Help needed to learn templates

Vinod K Chandran kcvinu82 at gmail.com
Sun Mar 20 08:27:44 UTC 2022


On Saturday, 19 March 2022 at 22:31:19 UTC, Stanislav Blinov 
wrote:
>
> It is appearing not in the `static if`, but in the `is` 
> expression, which I described further in the rest of my first 
> reply. Sorry if that wasn't clear.
>
No, it was my mistake, I missed it.

> The other template syntax - `template foo(alias T)` can take as 
> `T` any symbol, not just a type.
>
I understand this.

> It comes from you, the programmer. Like I said before, `is(T == 
> U[], U)` means "is T an array of some type, the type which I 
> (the programmer) would like to refer to as U?". That's all 
> there is to it (well, not quite, but it should suffice for 
> starters). You're simply introducing an identifier. So, when 
> `T` is an `int[][][]`, naturally, `U` becomes an alias to 
> `int[][]` (look at the converse - when `U` is `int[][]`, `U[]` 
> is naturally an `int[][][]`).
>
Okay, got it.

> You can think of that test as this:
>
> ```d
> import std.traits : isDynamicArray;
>
> // ...
>
> static if (isDynamicArray!T)
> {
>     alias U = typeof(T.init[0]);
>     // ...
> }
> ```
>
Yes, in this case everything is simple and clear.
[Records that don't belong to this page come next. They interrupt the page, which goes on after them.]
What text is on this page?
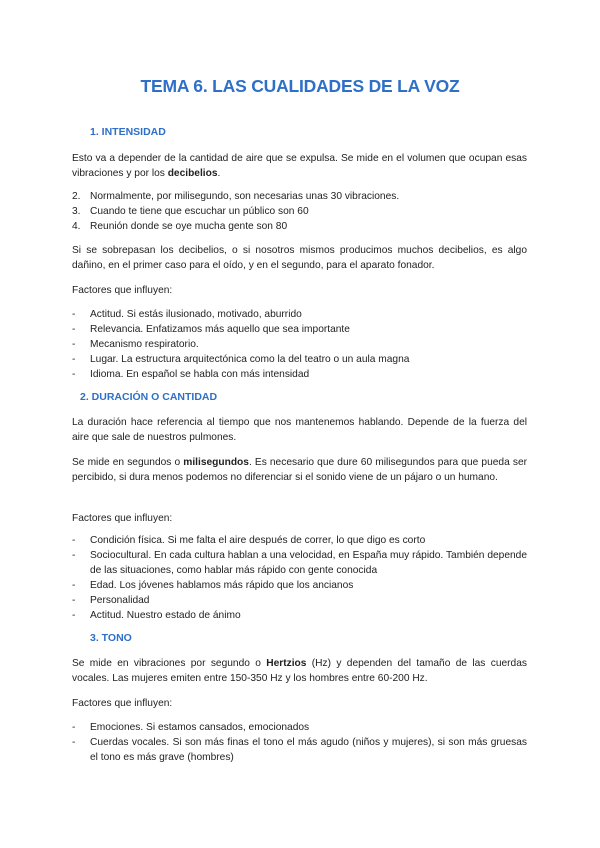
TEMA 6. LAS CUALIDADES DE LA VOZ
1. INTENSIDAD
Esto va a depender de la cantidad de aire que se expulsa. Se mide en el volumen que ocupan esas vibraciones y por los decibelios.
2. Normalmente, por milisegundo, son necesarias unas 30 vibraciones.
3. Cuando te tiene que escuchar un público son 60
4. Reunión donde se oye mucha gente son 80
Si se sobrepasan los decibelios, o si nosotros mismos producimos muchos decibelios, es algo dañino, en el primer caso para el oído, y en el segundo, para el aparato fonador.
Factores que influyen:
-	Actitud. Si estás ilusionado, motivado, aburrido
-	Relevancia. Enfatizamos más aquello que sea importante
-	Mecanismo respiratorio.
-	Lugar. La estructura arquitectónica como la del teatro o un aula magna
-	Idioma. En español se habla con más intensidad
2. DURACIÓN O CANTIDAD
La duración hace referencia al tiempo que nos mantenemos hablando. Depende de la fuerza del aire que sale de nuestros pulmones.
Se mide en segundos o milisegundos. Es necesario que dure 60 milisegundos para que pueda ser percibido, si dura menos podemos no diferenciar si el sonido viene de un pájaro o un humano.
Factores que influyen:
-	Condición física. Si me falta el aire después de correr, lo que digo es corto
-	Sociocultural. En cada cultura hablan a una velocidad, en España muy rápido. También depende de las situaciones, como hablar más rápido con gente conocida
-	Edad. Los jóvenes hablamos más rápido que los ancianos
-	Personalidad
-	Actitud. Nuestro estado de ánimo
3. TONO
Se mide en vibraciones por segundo o Hertzios (Hz) y dependen del tamaño de las cuerdas vocales. Las mujeres emiten entre 150-350 Hz y los hombres entre 60-200 Hz.
Factores que influyen:
-	Emociones. Si estamos cansados, emocionados
-	Cuerdas vocales. Si son más finas el tono el más agudo (niños y mujeres), si son más gruesas el tono es más grave (hombres)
> ...which would roughly be the same thing - you test if `T` is a 
> dynamic array of some type, and then make an alias for that 
> array's element type. It's just that the `is` expression allows 
> you to create such alias in situ.
>
Okay. Got the point. Thanks. Now, I understand that why Ali 
suggest me to learn **`is()`** expression.